7 Mai 2019 , Rédigé par Nicole Grundlinger Publié dans #Romans

Ce roman a un charme fou, qui tient beaucoup à son héroïne, la pétulante Koula et à l'écriture de Diane Brasseur qui infuse lentement une singulière sensualité à sa prose. Ce roman, c'est la rencontre du feu et de la glace, une histoire de louve, de volcan qui ne demande qu'à s'éveiller. Mais quelle idée aussi pour une jeune fille grecque, solaire, aimant la vie au grand air, la danse et la musique de tomber folle amoureuse d'un suisse ? A 16 ans, Koula épouse Paul Peter K, représentant en porcelaines de dix ans son aîné et quitte sa Grèce natale pour s'installer en Suisse, sans parler un mot d'allemand et sans réelle idée des réalités qui l'attendent.
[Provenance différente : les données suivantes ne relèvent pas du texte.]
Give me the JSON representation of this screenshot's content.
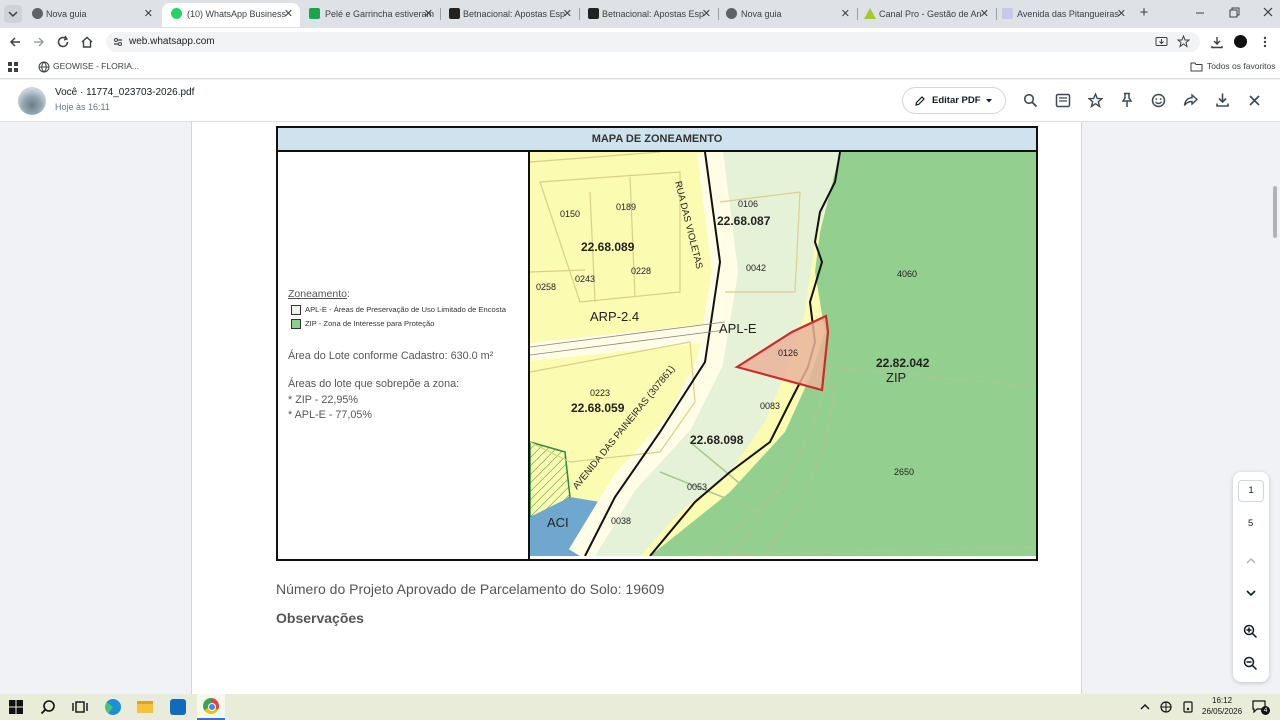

A commencer par l'ennui. Que la maternité vient amoindrir. A la naissance de Bruno K, Koula pense enfin avoir trouvé sa place. Mais, délaissée et trompée par son mari et malgré la naissance de Georgely, son deuxième fils, Koula dépérit et finit par envisager un retour en Grèce. Sa belle famille accepte de l'aider à une condition : n'emmener qu'un seul de ses fils avec elle.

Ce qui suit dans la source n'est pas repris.